The relationship between dietary vitamin A and all-trans-retinoic acid levels in serum and tissues had not been quantified. We determined the impact of dietary vitamin A on retinoid levels in serum, liver, kidney, testis, and epididymal white adipose of five mouse strains: AKR/J; BALB/cByJ; C3H/HeJ; C57BL/6J; 129S1/SvImJ. Retinoids were quantified in mice fed copious vitamin A (lab chow, ≥20 IU/g) followed by one month feeding a vitamin A-sufficient diet (4 IU/g), or after three generations of feeding a vitamin A-sufficient diet. Retinol and retinyl esters were measured by high-performance liquid chromatography with ultraviolet absorbance detection. All-trans-retinoic acid was quantified by liquid chromatography tandem mass spectrometry. The amounts of dietary vitamin A had long-term strain-specific effects on tissue retinyl ester, retinol and all-trans-retinoic acid concentrations. Three generations of feeding a vitamin A-sufficient diet decreased all-trans-retinoic acid in most tissues of most strains, in some cases more than 60%, compared to a diet with copious vitamin A. With both diets, all-trans-retinoic acid concentrations maintained an order of liver ≈ testis > kidney > white adipose tissue ≈ serum. Neither retinol nor all-trans-retinoic acid in serum reflected all-trans-retinoic acid concentrations in tissues. Strain and tissue-specific differences in retinol and all-trans-retinoic acid altered by different amounts of dietary vitamin A could have profound effects on retinoid action. This would be the case especially with the increased all-trans-retinoic acid values associated with the amounts of vitamin A and its precursors (carotenoids) in chow diets.

Figure 1. Retinoids in serum and tissues of five mouse strains.

Retinyl esters (RE), retinol and all-trans-retinoic acid (atRA) in serum and tissues. Mice were fed a VAS after weaning from dams fed a chow diet (generation 1). Generation 1 mice were maintained and bred on the VAS, continuing into the third generation. Retinoids were quantified in male mice after week 9 of the first generation (open bars), or week 10 of the third generation (filled bars). Tissues and serum of 3 to 10 mice were assayed for each strain and generation: eWAT, epididymal white adipose tissue. Data are means ± SE: *P<0.05; **P<0.005, ***P<0.001 relative to first generation values.

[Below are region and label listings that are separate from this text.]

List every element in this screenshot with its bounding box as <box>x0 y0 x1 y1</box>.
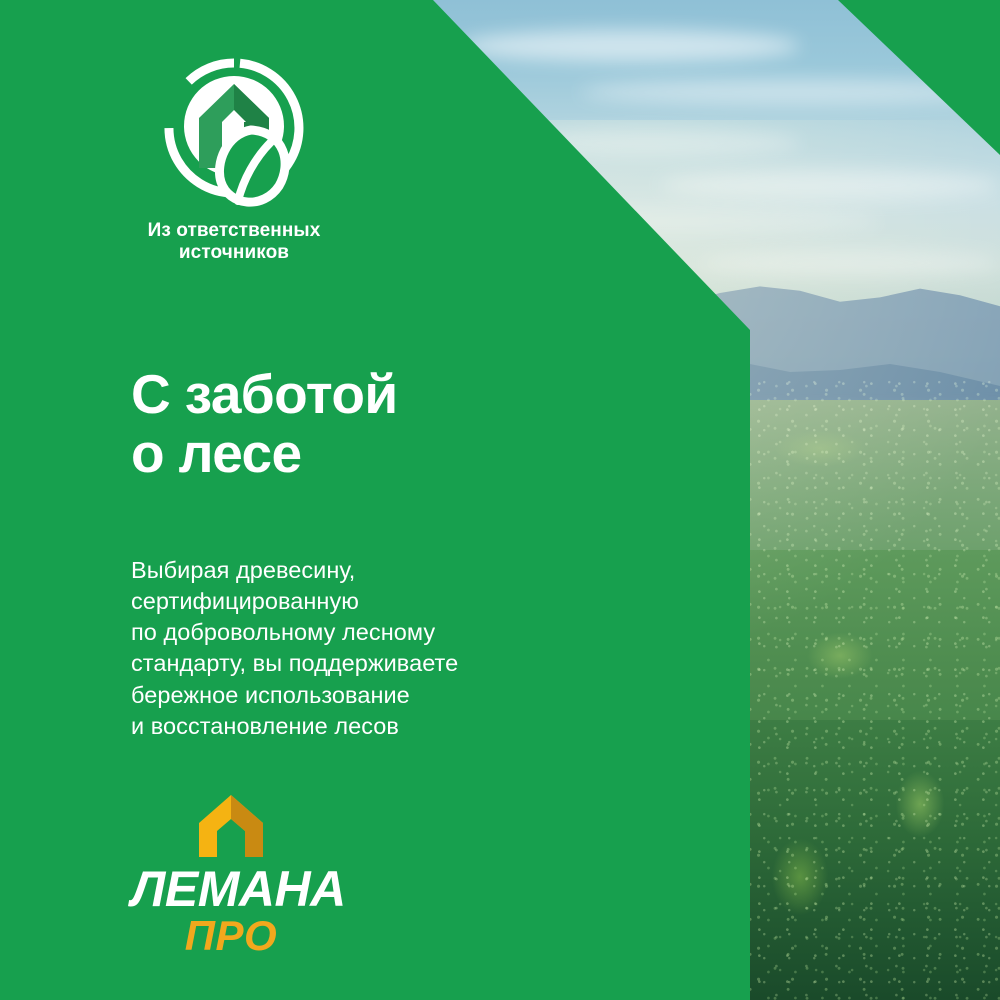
headline-line-1: С заботой <box>131 365 398 424</box>
brand-suffix: ПРО <box>131 915 331 957</box>
page-title: С заботой о лесе <box>131 365 398 484</box>
promo-poster: Из ответственных источников С заботой о … <box>0 0 1000 1000</box>
certification-caption-line-1: Из ответственных <box>128 220 340 242</box>
body-line-1: Выбирая древесину, <box>131 555 458 586</box>
headline-line-2: о лесе <box>131 424 398 483</box>
brand-logo: ЛЕМАНА ПРО <box>131 793 331 957</box>
body-line-4: стандарту, вы поддерживаете <box>131 648 458 679</box>
poster-content: Из ответственных источников С заботой о … <box>0 0 1000 1000</box>
body-line-2: сертифицированную <box>131 586 458 617</box>
circle-house-leaf-icon <box>159 58 309 210</box>
body-line-5: бережное использование <box>131 680 458 711</box>
certification-caption-line-2: источников <box>128 242 340 264</box>
body-line-6: и восстановление лесов <box>131 711 458 742</box>
brand-name: ЛЕМАНА <box>131 865 331 913</box>
house-roof-icon <box>195 793 267 859</box>
certification-caption: Из ответственных источников <box>128 220 340 264</box>
certification-badge: Из ответственных источников <box>128 58 340 264</box>
body-paragraph: Выбирая древесину, сертифицированную по … <box>131 555 458 743</box>
body-line-3: по добровольному лесному <box>131 617 458 648</box>
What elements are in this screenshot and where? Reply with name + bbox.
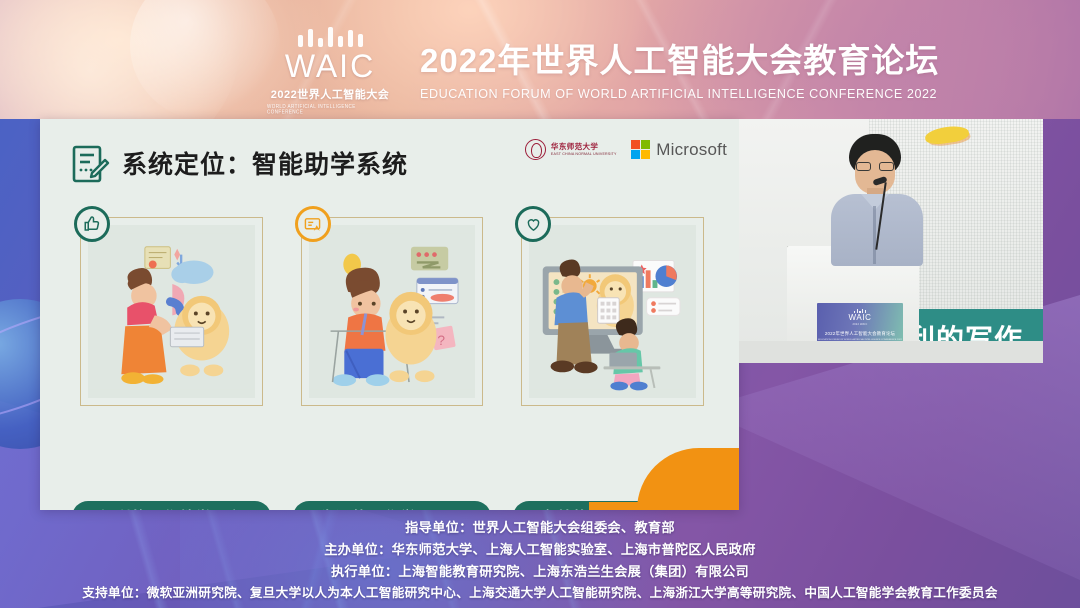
footer-line-executor: 执行单位：上海智能教育研究院、上海东浩兰生会展（集团）有限公司 [331, 562, 749, 581]
conference-header-banner: WAIC 2022世界人工智能大会 WORLD ARTIFICIAL INTEL… [0, 0, 1080, 119]
speaker [817, 134, 937, 264]
card-illustration [529, 225, 696, 398]
waic-wordmark: WAIC [285, 50, 375, 82]
speaker-video-panel[interactable]: 利的写作 WAIC 2022 WAIC 2022年世界人工智能大会教育论坛 ED… [739, 119, 1043, 363]
slide-title: 系统定位：智能助学系统 [122, 146, 408, 184]
ecnu-logo-cn: 华东师范大学 [551, 143, 617, 152]
podium-sign-sub: 2022 WAIC [853, 323, 868, 326]
footer-line-organizer: 主办单位：华东师范大学、上海人工智能实验室、上海市普陀区人民政府 [324, 540, 756, 559]
waic-logo-cn: 2022世界人工智能大会 [271, 86, 389, 102]
svg-text:?: ? [437, 333, 445, 348]
footer-line-supporters: 支持单位：微软亚洲研究院、复旦大学以人为本人工智能研究中心、上海交通大学人工智能… [82, 584, 997, 603]
sponsor-footer: 指导单位：世界人工智能大会组委会、教育部 主办单位：华东师范大学、上海人工智能实… [0, 512, 1080, 608]
podium-sign-cn: 2022年世界人工智能大会教育论坛 [825, 331, 895, 337]
microsoft-logo: Microsoft [631, 140, 727, 160]
footer-line-guidance: 指导单位：世界人工智能大会组委会、教育部 [405, 518, 675, 537]
ecnu-logo: 华东师范大学 EAST CHINA NORMAL UNIVERSITY [525, 139, 617, 160]
waic-logo-en: WORLD ARTIFICIAL INTELLIGENCE CONFERENCE [267, 104, 393, 115]
feature-card[interactable] [72, 207, 271, 422]
thumbs-up-icon [74, 206, 110, 242]
card-illustration: ? [309, 225, 476, 398]
shirt-placket [873, 206, 876, 264]
waic-logo: WAIC 2022世界人工智能大会 WORLD ARTIFICIAL INTEL… [267, 27, 393, 113]
feature-card[interactable]: ? [293, 207, 492, 422]
certificate-icon [295, 206, 331, 242]
feature-label-pill[interactable]: 先进的写作学习工具 [293, 501, 492, 510]
microsoft-wordmark: Microsoft [656, 140, 727, 160]
feature-card[interactable] [513, 207, 712, 422]
stage-floor [739, 341, 1043, 363]
feature-card-list: ? [72, 207, 712, 422]
forum-subtitle: EDUCATION FORUM OF WORLD ARTIFICIAL INTE… [420, 88, 937, 101]
slide-corner-accent [637, 448, 739, 510]
document-edit-icon [72, 145, 110, 185]
microsoft-squares-icon [631, 140, 651, 160]
card-illustration [88, 225, 255, 398]
partner-logos: 华东师范大学 EAST CHINA NORMAL UNIVERSITY Micr… [525, 139, 727, 160]
ecnu-logo-en: EAST CHINA NORMAL UNIVERSITY [551, 152, 617, 156]
eyeglasses-icon [856, 162, 894, 171]
ecnu-seal-icon [525, 139, 546, 160]
presentation-slide[interactable]: 系统定位：智能助学系统 华东师范大学 EAST CHINA NORMAL UNI… [40, 119, 739, 510]
waic-logo-bars [298, 27, 363, 47]
forum-title: 2022年世界人工智能大会教育论坛 [420, 44, 939, 77]
feature-label-pill[interactable]: 便利的写作教学平台 [72, 501, 271, 510]
screen: WAIC 2022世界人工智能大会 WORLD ARTIFICIAL INTEL… [0, 0, 1080, 608]
podium-sign-wordmark: WAIC [849, 314, 872, 322]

Figure 2. Relationships between retinol and atRA.

Retinol (x-axis) and atRA (y-axis) values for serum and tissues from first generation (left column) and third generation (right column) fed a VAS (eWAT, epididymal white adipose tissue): □, C3H; Δ, AKR; ▪, 129; •, C57; ◯, BALB. Linear regression analysis for each tissue and generation verified that none of the slopes differed significantly from zero.